Под новый, 1942 год Алексея наградили орденом «Красное знамя», а в первых числах января его звено в составе М. П. Иванова, А. Т. Бобкова и А. Севрюкова направили на Волховский фронт для прикрытия с воздуха ледовой дороги через Ладожское озеро и обеспечения действий наземных войск. В середине марта, когда самолеты выработали полностью моторесурс, звено Смирнова отозвали в полк, который всем составом отбыл на переучивание.

Долго не было вестей об Углянском. Уже и зима пришла, и немцев разбили под Москвой, и погнали оккупантов на их участке фронта, от Тихвина, и Алексей Смирнов давно летал уже с другим напарником, а Углянского вспоминал каждый день. И в [400] бою, в самую трудную минуту схватки с «мессершмиттами», ему казалось порой, что атаку его прикрывает сзади не новый ведомый, а Петр, и это придавало ему больше уверенности, обеспечивало победу. Собственно, истребители парой — ведущий и ведомый — стали летать в их полку еще под Ленинградом. Лишь в первые дни войны летали звеньями, по три самолета — ведущий впереди, правый и левый ведомые по сторонам сзади. Но вскоре третий оказался лишним. В бою с «мессершмиттами» он сковывал свободу маневра.

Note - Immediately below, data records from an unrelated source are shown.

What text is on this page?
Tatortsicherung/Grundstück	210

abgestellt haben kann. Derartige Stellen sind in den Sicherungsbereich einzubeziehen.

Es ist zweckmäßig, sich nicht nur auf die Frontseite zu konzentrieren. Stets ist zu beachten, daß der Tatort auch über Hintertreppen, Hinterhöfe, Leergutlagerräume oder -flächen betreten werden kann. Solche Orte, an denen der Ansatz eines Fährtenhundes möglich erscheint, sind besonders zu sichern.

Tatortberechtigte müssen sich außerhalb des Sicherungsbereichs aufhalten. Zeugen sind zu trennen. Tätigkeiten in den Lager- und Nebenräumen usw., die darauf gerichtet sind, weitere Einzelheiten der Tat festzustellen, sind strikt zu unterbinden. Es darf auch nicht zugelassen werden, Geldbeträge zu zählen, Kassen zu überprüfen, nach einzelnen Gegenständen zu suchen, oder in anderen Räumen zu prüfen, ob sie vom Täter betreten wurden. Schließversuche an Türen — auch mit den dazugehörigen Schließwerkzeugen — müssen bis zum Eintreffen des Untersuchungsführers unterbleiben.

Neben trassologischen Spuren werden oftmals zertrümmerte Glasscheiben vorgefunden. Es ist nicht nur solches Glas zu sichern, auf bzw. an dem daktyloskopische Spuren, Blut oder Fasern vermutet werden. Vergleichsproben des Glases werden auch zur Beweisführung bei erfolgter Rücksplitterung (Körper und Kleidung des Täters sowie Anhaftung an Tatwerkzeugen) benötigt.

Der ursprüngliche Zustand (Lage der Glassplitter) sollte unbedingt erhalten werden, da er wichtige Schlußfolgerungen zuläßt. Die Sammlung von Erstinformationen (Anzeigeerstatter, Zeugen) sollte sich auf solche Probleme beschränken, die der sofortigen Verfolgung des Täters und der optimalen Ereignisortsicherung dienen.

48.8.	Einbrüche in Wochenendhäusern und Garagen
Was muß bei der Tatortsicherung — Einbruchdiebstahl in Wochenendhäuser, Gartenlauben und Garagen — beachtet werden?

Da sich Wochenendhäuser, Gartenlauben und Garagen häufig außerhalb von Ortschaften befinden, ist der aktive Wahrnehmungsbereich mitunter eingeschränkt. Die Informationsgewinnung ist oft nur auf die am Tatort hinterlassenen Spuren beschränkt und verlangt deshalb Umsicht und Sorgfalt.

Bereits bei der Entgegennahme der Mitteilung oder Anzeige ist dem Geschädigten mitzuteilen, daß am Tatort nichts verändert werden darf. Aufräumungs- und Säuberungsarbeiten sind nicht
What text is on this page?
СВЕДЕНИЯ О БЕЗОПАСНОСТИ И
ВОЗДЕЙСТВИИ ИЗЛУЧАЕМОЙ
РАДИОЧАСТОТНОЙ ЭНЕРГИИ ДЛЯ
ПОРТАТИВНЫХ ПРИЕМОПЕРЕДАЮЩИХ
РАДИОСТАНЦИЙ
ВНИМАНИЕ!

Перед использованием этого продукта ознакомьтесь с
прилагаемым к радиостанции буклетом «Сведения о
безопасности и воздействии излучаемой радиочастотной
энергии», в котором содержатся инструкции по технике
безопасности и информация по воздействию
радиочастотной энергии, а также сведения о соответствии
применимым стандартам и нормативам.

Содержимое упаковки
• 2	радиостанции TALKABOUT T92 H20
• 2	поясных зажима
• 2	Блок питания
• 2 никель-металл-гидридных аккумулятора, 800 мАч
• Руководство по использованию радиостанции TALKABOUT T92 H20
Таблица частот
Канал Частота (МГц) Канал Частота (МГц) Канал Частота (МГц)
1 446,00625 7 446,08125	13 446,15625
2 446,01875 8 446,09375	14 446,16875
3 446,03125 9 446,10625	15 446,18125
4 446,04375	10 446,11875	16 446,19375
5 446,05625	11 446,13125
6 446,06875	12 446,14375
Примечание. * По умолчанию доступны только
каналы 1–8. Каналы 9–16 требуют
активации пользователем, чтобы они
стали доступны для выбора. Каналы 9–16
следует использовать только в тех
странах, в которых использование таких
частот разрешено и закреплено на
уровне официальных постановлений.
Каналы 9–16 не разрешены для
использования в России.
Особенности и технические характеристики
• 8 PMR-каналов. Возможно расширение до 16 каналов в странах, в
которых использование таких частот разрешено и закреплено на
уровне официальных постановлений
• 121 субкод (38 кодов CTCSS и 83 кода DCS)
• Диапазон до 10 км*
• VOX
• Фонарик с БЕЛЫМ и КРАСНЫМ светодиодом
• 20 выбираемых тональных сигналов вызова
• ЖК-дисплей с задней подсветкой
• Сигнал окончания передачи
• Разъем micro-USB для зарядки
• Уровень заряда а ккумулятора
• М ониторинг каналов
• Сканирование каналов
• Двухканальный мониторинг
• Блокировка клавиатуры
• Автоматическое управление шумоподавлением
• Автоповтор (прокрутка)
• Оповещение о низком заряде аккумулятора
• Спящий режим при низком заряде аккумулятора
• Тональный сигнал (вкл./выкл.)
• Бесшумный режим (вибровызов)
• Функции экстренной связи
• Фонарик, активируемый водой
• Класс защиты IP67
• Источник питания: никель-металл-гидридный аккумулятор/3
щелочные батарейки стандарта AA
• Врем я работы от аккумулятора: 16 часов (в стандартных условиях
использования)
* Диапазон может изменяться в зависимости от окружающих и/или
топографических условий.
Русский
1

Да и самолетов с каждым днем становилось меньше.



В самую лютую пору зимы сорок второго, когда уже никто не ждал Петра Углянского и Алексей спел под гитару в память друга его любимую песню «В далекий край, товарищ, улетаем», из тылового госпиталя, с Урала, вдруг пришло письмо... от Углянского. Сначала его прочитали в штабе, потом дали Смирнову, а после пошло оно по всем землянкам. «Выжил, всем врагам назло, — писал Углянский. — Профессор сказал: «Небо будешь видеть только с земли». А я верю — отрастут крылья, еще повоюем...»

И снова след Углянского затерялся. Может, и писал Петр, и наверняка писал, но письма его где-то бродили по фронтовым дорогам и никак не находили адресата. Алексей послал запрос в госпиталь. Оказалось — выписался Углянский. Значит — жив, а в какие края подался, кто знает?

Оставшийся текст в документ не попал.